I can’t tell you how many times I’ve overheard names I know in restaurants and airports, but it was worse this trip. For example, while you probably figured that the grandma you shared an armrest with at our gate was merely attentively doomscrolling, I learned all about you, even though you never spoke a single word to me nor I to you. That you’re military, your personal situation, the type of work you do, which Government entity you work for, the locations of the other organizations you’re working with (which tells me exactly where you work and what your work is because I know what happens at those locations), your recruitment plans and challenges, how many vacancies you’re filling, what measures you’re taking to staff offices that are way understaffed for what you need or will need, actual names and positions…  I left after 5 minutes to grab lunch at a bar and do a brain dump of what I’d heard–just in time to hear a couple of contractor types talk about their upcoming meetings. Who needs to follow pizza orders near the Pentagon when you’re chatting openly?

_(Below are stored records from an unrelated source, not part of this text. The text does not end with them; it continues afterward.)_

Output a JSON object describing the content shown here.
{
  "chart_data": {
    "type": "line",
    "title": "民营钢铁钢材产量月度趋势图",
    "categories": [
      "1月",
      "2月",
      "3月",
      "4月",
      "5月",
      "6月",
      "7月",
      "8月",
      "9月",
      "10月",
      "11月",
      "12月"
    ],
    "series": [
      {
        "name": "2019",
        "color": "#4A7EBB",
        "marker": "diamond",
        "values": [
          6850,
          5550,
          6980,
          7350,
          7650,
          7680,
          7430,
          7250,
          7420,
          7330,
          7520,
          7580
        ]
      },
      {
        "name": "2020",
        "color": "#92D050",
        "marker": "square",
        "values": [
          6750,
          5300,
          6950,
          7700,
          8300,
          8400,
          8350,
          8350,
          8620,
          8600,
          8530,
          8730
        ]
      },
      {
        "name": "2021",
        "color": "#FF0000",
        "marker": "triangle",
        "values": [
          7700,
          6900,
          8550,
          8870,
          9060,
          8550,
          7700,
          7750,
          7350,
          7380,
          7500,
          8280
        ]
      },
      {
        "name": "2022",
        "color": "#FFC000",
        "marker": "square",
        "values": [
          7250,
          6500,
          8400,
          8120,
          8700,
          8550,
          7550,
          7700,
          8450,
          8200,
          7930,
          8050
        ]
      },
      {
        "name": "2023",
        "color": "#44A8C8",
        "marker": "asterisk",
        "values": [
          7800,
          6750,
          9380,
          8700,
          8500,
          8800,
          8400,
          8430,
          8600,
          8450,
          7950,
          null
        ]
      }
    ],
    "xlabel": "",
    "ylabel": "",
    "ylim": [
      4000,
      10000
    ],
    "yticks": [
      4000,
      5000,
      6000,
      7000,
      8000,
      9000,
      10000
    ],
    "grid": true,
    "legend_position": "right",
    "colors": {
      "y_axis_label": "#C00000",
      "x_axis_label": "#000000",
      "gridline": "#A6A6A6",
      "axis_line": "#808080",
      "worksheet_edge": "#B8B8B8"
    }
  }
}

And then there was the very sweet guy in front of me on the plane who poured out his heart to a stranger next to him about the military, his current base, where he was born, his name, very private family stuff, his wife and baby, meetings he was travelling between. For over 2 hours. That was the part I heard before putting in my EarPlanes but they still didn’t block most of the conversation. 

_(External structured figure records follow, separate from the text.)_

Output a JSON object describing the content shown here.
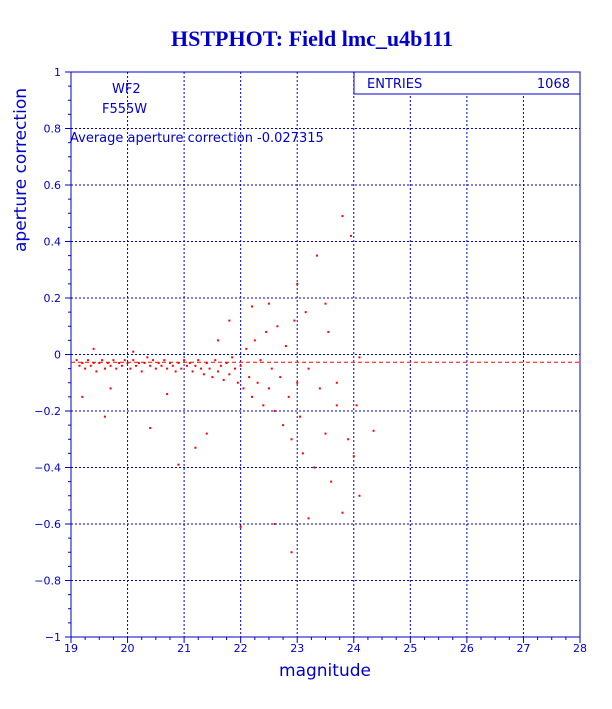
{
  "chart_data": {
    "type": "scatter",
    "title": "HSTPHOT: Field lmc_u4b111",
    "xlabel": "magnitude",
    "ylabel": "aperture correction",
    "xlim": [
      19,
      28
    ],
    "ylim": [
      -1,
      1
    ],
    "x_ticks": [
      "19",
      "20",
      "21",
      "22",
      "23",
      "24",
      "25",
      "26",
      "27",
      "28"
    ],
    "y_ticks": [
      "-1",
      "-0.8",
      "-0.6",
      "-0.4",
      "-0.2",
      "0",
      "0.2",
      "0.4",
      "0.6",
      "0.8",
      "1"
    ],
    "grid": true,
    "annotations": {
      "chip": "WF2",
      "filter": "F555W",
      "average_text": "Average aperture correction -0.027315"
    },
    "stats_box": {
      "label": "ENTRIES",
      "value": "1068"
    },
    "average_line": {
      "y": -0.027315,
      "x_range": [
        19,
        28
      ]
    },
    "point_color": "#ff0000",
    "axis_color": "#0000cc",
    "points": [
      [
        19.1,
        -0.02
      ],
      [
        19.15,
        -0.04
      ],
      [
        19.2,
        -0.03
      ],
      [
        19.25,
        -0.05
      ],
      [
        19.3,
        -0.02
      ],
      [
        19.35,
        -0.04
      ],
      [
        19.4,
        -0.03
      ],
      [
        19.45,
        -0.06
      ],
      [
        19.5,
        -0.03
      ],
      [
        19.55,
        -0.02
      ],
      [
        19.6,
        -0.05
      ],
      [
        19.65,
        -0.03
      ],
      [
        19.7,
        -0.04
      ],
      [
        19.75,
        -0.02
      ],
      [
        19.8,
        -0.05
      ],
      [
        19.85,
        -0.03
      ],
      [
        19.9,
        -0.04
      ],
      [
        19.95,
        -0.02
      ],
      [
        20.0,
        -0.03
      ],
      [
        20.05,
        -0.05
      ],
      [
        20.1,
        -0.02
      ],
      [
        20.15,
        -0.04
      ],
      [
        20.2,
        -0.03
      ],
      [
        20.25,
        -0.06
      ],
      [
        20.3,
        -0.03
      ],
      [
        20.35,
        -0.01
      ],
      [
        20.4,
        -0.04
      ],
      [
        20.45,
        -0.02
      ],
      [
        20.5,
        -0.05
      ],
      [
        20.55,
        -0.03
      ],
      [
        20.6,
        -0.04
      ],
      [
        20.65,
        -0.02
      ],
      [
        20.7,
        -0.05
      ],
      [
        20.75,
        -0.03
      ],
      [
        20.8,
        -0.04
      ],
      [
        20.85,
        -0.06
      ],
      [
        20.9,
        -0.03
      ],
      [
        20.95,
        -0.05
      ],
      [
        21.0,
        -0.02
      ],
      [
        21.05,
        -0.04
      ],
      [
        21.1,
        -0.03
      ],
      [
        21.15,
        -0.06
      ],
      [
        21.2,
        -0.04
      ],
      [
        21.25,
        -0.02
      ],
      [
        21.3,
        -0.05
      ],
      [
        21.35,
        -0.07
      ],
      [
        21.4,
        -0.03
      ],
      [
        21.45,
        -0.05
      ],
      [
        21.5,
        -0.08
      ],
      [
        21.55,
        -0.02
      ],
      [
        21.6,
        -0.06
      ],
      [
        21.65,
        -0.04
      ],
      [
        21.7,
        -0.09
      ],
      [
        21.75,
        -0.03
      ],
      [
        21.8,
        -0.07
      ],
      [
        21.85,
        -0.01
      ],
      [
        21.9,
        -0.05
      ],
      [
        21.95,
        -0.1
      ],
      [
        22.0,
        -0.04
      ],
      [
        22.05,
        -0.12
      ],
      [
        22.1,
        0.02
      ],
      [
        22.15,
        -0.08
      ],
      [
        22.2,
        -0.15
      ],
      [
        22.25,
        0.05
      ],
      [
        22.3,
        -0.1
      ],
      [
        22.35,
        -0.02
      ],
      [
        22.4,
        -0.18
      ],
      [
        22.45,
        0.08
      ],
      [
        22.5,
        -0.12
      ],
      [
        22.55,
        -0.05
      ],
      [
        22.6,
        -0.2
      ],
      [
        22.65,
        0.1
      ],
      [
        22.7,
        -0.08
      ],
      [
        22.75,
        -0.25
      ],
      [
        22.8,
        0.03
      ],
      [
        22.85,
        -0.15
      ],
      [
        22.9,
        -0.3
      ],
      [
        22.95,
        0.12
      ],
      [
        23.0,
        -0.1
      ],
      [
        23.05,
        -0.22
      ],
      [
        23.1,
        -0.35
      ],
      [
        23.15,
        0.15
      ],
      [
        23.2,
        -0.05
      ],
      [
        23.3,
        -0.4
      ],
      [
        23.35,
        0.35
      ],
      [
        23.4,
        -0.12
      ],
      [
        23.5,
        -0.28
      ],
      [
        23.55,
        0.08
      ],
      [
        23.6,
        -0.45
      ],
      [
        23.7,
        -0.18
      ],
      [
        23.8,
        0.49
      ],
      [
        23.8,
        -0.56
      ],
      [
        23.9,
        -0.3
      ],
      [
        23.95,
        0.42
      ],
      [
        24.0,
        -0.36
      ],
      [
        24.1,
        -0.5
      ],
      [
        24.1,
        -0.01
      ],
      [
        24.35,
        -0.27
      ],
      [
        23.2,
        -0.58
      ],
      [
        22.9,
        -0.7
      ],
      [
        22.0,
        -0.61
      ],
      [
        21.4,
        -0.28
      ],
      [
        20.4,
        -0.26
      ],
      [
        19.6,
        -0.22
      ],
      [
        19.2,
        -0.15
      ],
      [
        19.7,
        -0.12
      ],
      [
        20.7,
        -0.14
      ],
      [
        20.9,
        -0.39
      ],
      [
        21.2,
        -0.33
      ],
      [
        22.6,
        -0.6
      ],
      [
        23.7,
        -0.1
      ],
      [
        22.2,
        0.17
      ],
      [
        21.8,
        0.12
      ],
      [
        21.6,
        0.05
      ],
      [
        19.4,
        0.02
      ],
      [
        20.1,
        0.01
      ],
      [
        22.5,
        0.18
      ],
      [
        23.0,
        0.25
      ],
      [
        23.5,
        0.18
      ],
      [
        24.05,
        -0.18
      ]
    ]
  }
}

Maybe I’m triggered because I remember the days when we sat at a different gate at the airport until our flight was boarding so no one could guess where we were going or which defense contractor would be at the end of a flight to Seattle, St. Louis, Orlando, Tucson, Baltimore, Dallas, Minneapolis, or Los Angeles.  Or maybe it’s the current state of affairs that has me sensitive to how people working in Defense overshare tidbits that show a bigger picture or put their families in danger.  Or maybe because we assume a room full of strangers won’t know what we’re talking about, and never realize that those strangers might be purposely listening for that information or might recognize your work even if you don’t recognize them.

It reminds me of a conversation I had in a bathroom in NYC around 30 years ago at a writers’ conference.  I was at a private dinner in an out-of-the-way location—4 people, including our new editor.  This was the first time some of us had met her, and while the editor was paying the bill, the three of us authors dashed off to the bathroom. It was empty, cavernous, and echoing, and we authors had a “private” chat about what we thought about our new editor, which was all exceedingly positive. That chat lasted a good five minutes before we were suddenly silent and one of the toilets around the corner flushed.  Our jaws dropped. We’d thought no one had heard, and immediately tried to remember what I’d said.

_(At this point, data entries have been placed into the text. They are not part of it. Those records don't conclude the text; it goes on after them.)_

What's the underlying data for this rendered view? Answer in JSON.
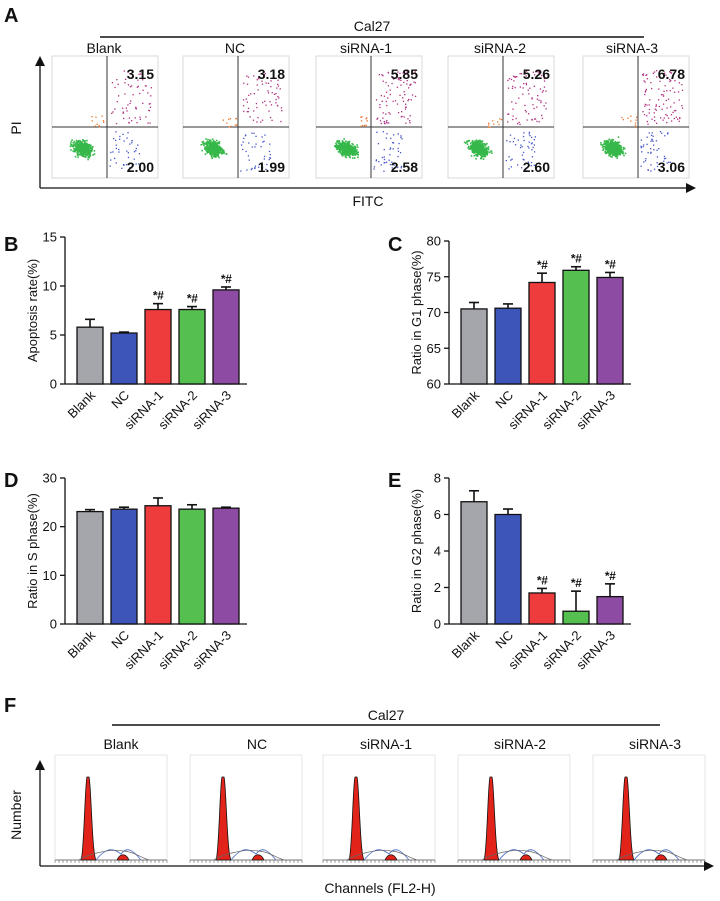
{
  "panels": {
    "A": "A",
    "B": "B",
    "C": "C",
    "D": "D",
    "E": "E",
    "F": "F"
  },
  "colors": {
    "Blank": "#a4a6ab",
    "NC": "#3d55b8",
    "siRNA-1": "#ee3b3b",
    "siRNA-2": "#55bf4f",
    "siRNA-3": "#8e4ba3",
    "histogram_fill": "#e2231a",
    "flow_live": "#36b84a",
    "flow_late": "#b0307f",
    "flow_early": "#4456c8"
  },
  "flow": {
    "header": "Cal27",
    "xlabel": "FITC",
    "ylabel": "PI",
    "groups": [
      "Blank",
      "NC",
      "siRNA-1",
      "siRNA-2",
      "siRNA-3"
    ],
    "upper_right": [
      "3.15",
      "3.18",
      "5.85",
      "5.26",
      "6.78"
    ],
    "lower_right": [
      "2.00",
      "1.99",
      "2.58",
      "2.60",
      "3.06"
    ]
  },
  "histo": {
    "header": "Cal27",
    "xlabel": "Channels (FL2-H)",
    "ylabel": "Number",
    "groups": [
      "Blank",
      "NC",
      "siRNA-1",
      "siRNA-2",
      "siRNA-3"
    ]
  },
  "chart_data": [
    {
      "panel": "B",
      "type": "bar",
      "categories": [
        "Blank",
        "NC",
        "siRNA-1",
        "siRNA-2",
        "siRNA-3"
      ],
      "values": [
        5.8,
        5.2,
        7.6,
        7.6,
        9.6
      ],
      "errors": [
        0.8,
        0.1,
        0.6,
        0.3,
        0.3
      ],
      "annotations": [
        "",
        "",
        "*#",
        "*#",
        "*#"
      ],
      "ylabel": "Apoptosis rate(%)",
      "ylim": [
        0,
        15
      ],
      "yticks": [
        0,
        5,
        10,
        15
      ]
    },
    {
      "panel": "C",
      "type": "bar",
      "categories": [
        "Blank",
        "NC",
        "siRNA-1",
        "siRNA-2",
        "siRNA-3"
      ],
      "values": [
        70.5,
        70.6,
        74.2,
        75.9,
        74.9
      ],
      "errors": [
        0.9,
        0.6,
        1.3,
        0.5,
        0.7
      ],
      "annotations": [
        "",
        "",
        "*#",
        "*#",
        "*#"
      ],
      "ylabel": "Ratio in G1 phase(%)",
      "ylim": [
        60,
        80
      ],
      "yticks": [
        60,
        65,
        70,
        75,
        80
      ]
    },
    {
      "panel": "D",
      "type": "bar",
      "categories": [
        "Blank",
        "NC",
        "siRNA-1",
        "siRNA-2",
        "siRNA-3"
      ],
      "values": [
        23.1,
        23.6,
        24.3,
        23.6,
        23.8
      ],
      "errors": [
        0.4,
        0.4,
        1.6,
        0.9,
        0.2
      ],
      "annotations": [
        "",
        "",
        "",
        "",
        ""
      ],
      "ylabel": "Ratio in S phase(%)",
      "ylim": [
        0,
        30
      ],
      "yticks": [
        0,
        10,
        20,
        30
      ]
    },
    {
      "panel": "E",
      "type": "bar",
      "categories": [
        "Blank",
        "NC",
        "siRNA-1",
        "siRNA-2",
        "siRNA-3"
      ],
      "values": [
        6.7,
        6.0,
        1.7,
        0.7,
        1.5
      ],
      "errors": [
        0.6,
        0.3,
        0.25,
        1.1,
        0.7
      ],
      "annotations": [
        "",
        "",
        "*#",
        "*#",
        "*#"
      ],
      "ylabel": "Ratio in G2 phase(%)",
      "ylim": [
        0,
        8
      ],
      "yticks": [
        0,
        2,
        4,
        6,
        8
      ]
    }
  ]
}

Out stepped a rather prominent literary agent I knew by sight. She told us that it was a good thing we hadn’t said anything bad. I’m pretty sure she would’ve sat there until she lost feeling in her lower extremities. She wasn’t there to spy on us, but she was garnering information about both the editor and about us, and it was the kind of thing that mattered. We’d thought we were safe in such an out-of-the-way location far from the publishing world. The lesson I took from that experience is that you never know who might be listening if you’re not clocking the people around you.

Well, that and to check better under the stall door if I’m going to have a private conversation about work. She could have ruined our publishing careers without us ever knowing she’d been there.

Privacy in public spaces is largely an illusion. What matters isn’t whether someone intends to listen—it’s whether someone can.